Meine Damen und Herren! Wenn jetzt niemand mehr sprechen möchte, ist die Aussprache zur Großen Anfrage beendet und ich rufe den Entschließungsantrag der Fraktion BÜNDNIS 90/DIE GRÜNEN in der Drucksache 5/2536 auf. Wird Einbringung gewünscht? – Bitte, Herr Dr. Gerstenberg.
Frau Präsidentin! Liebe Kolleginnen und Kollegen! Wir halten in diesem Entschließungsantrag unter Punkt I einige Wahrheiten fest – wie die Staatsregierung selbst verkündet hat, ist es nahe liegend, dem zuzustimmen – und wir stellen selbstverständlich auch einige Zielstellungen und Forderungen auf.

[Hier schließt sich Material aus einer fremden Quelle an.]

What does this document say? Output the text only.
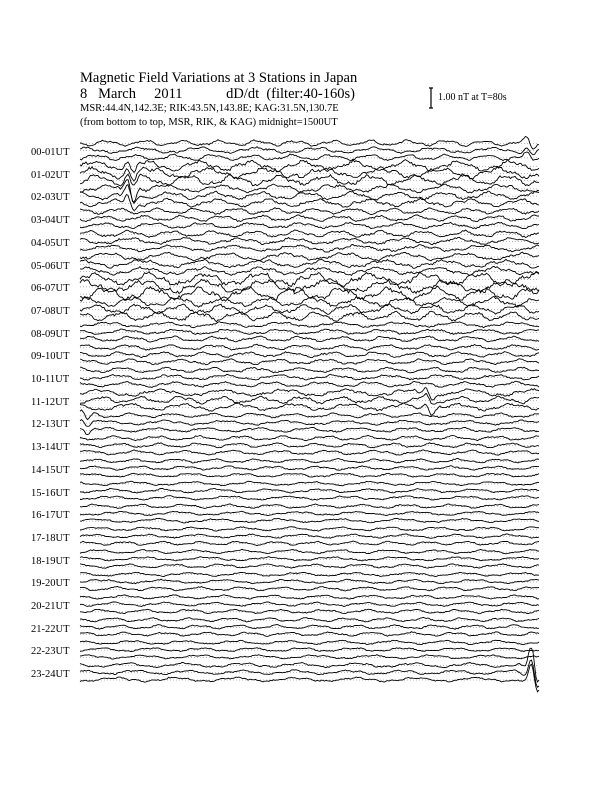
Magnetic Field Variations at 3 Stations in Japan
8 March 2011	dD/dt (filter:40-160s)
MSR:44.4N,142.3E; RIK:43.5N,143.8E; KAG:31.5N,130.7E
(from bottom to top, MSR, RIK, & KAG) midnight=1500UT
1.00 nT at T=80s
00-01UT
01-02UT
02-03UT
03-04UT
04-05UT
05-06UT
06-07UT
07-08UT
08-09UT
09-10UT
10-11UT
11-12UT
12-13UT
13-14UT
14-15UT
15-16UT
16-17UT
17-18UT
18-19UT
19-20UT
20-21UT
21-22UT
22-23UT
23-24UT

Herr Staatsminister, wir gehen durchaus nicht an der Realität vorbei. Selbstverständlich gibt es Umstellungskosten. Aber alle Studien besagen, dass sich diese Kosten mittel- bis langfristig amortisieren und zu Einsparungen führen. In einer Zeit, in der der Freistaat Sachsen gerade mittel- und langfristig mit sinkenden Einnahmen rechnen muss, sind solche Einsparungen angebracht.

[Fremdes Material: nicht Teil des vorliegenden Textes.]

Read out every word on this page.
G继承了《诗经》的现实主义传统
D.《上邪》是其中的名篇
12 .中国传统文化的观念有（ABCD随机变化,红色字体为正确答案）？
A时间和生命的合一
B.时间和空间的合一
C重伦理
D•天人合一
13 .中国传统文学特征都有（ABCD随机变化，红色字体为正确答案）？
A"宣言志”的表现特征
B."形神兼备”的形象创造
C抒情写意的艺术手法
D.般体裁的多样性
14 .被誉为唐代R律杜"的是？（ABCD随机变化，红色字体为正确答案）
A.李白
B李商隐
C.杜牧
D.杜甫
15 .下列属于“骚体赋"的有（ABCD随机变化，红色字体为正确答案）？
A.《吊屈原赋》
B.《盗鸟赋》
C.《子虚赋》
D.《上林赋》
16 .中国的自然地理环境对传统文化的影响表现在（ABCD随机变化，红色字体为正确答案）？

Ein Beispiel zeigt das Auswärtige Amt, das im Jahr 2005 umgestellt hat. Der Leiter der IT-Stelle des Auswärtigen Amtes konnte mit Stolz verkünden, dass andere Ministerien im Vergleich zum Auswärtigen Amt pro Kopf das Doppelte bis Dreifache an IT-Kosten haben. So viel zu Einsparungseffekten.
Auch die Zahl der Endnutzer lässt sich erhöhen, indem man einfach umstellt. Das Versorgungsamt der Polizei in Niedersachsen hat dies getan. Seitdem gibt es dort 11 000 Endnutzerarbeitsplätze mit Open Office. Damit lässt sich die Zahl erhöhen. Also nicht abwarten, sondern handeln.
Kollege Modschiedler, Große Anfragen dienen dem Informationsgewinn, sie müssen ausgewertet und interpretiert werden. Ich habe diese scharfe Kritik an der Qualität der Antworten der Staatsregierung, dass diese nicht aussagekräftig genug sind, nicht vorgebracht. Ich glaube aber, dass es auch wichtig ist, nicht dabei stehen zu bleiben, sondern sich eine Meinung zu bilden. Politik ist immer dann von Vorteil, wenn man weiß, was man will.
Wir wollen erstens – dazu bekennen wir uns – eine neue IT-Strategie im Freistaat Sachsen, die sich zum Ziel stellt, mittelfristig teilweise und langfristig, möglichst – so weit es geht – vollständig eine Migration zu Freier Software durchzuführen.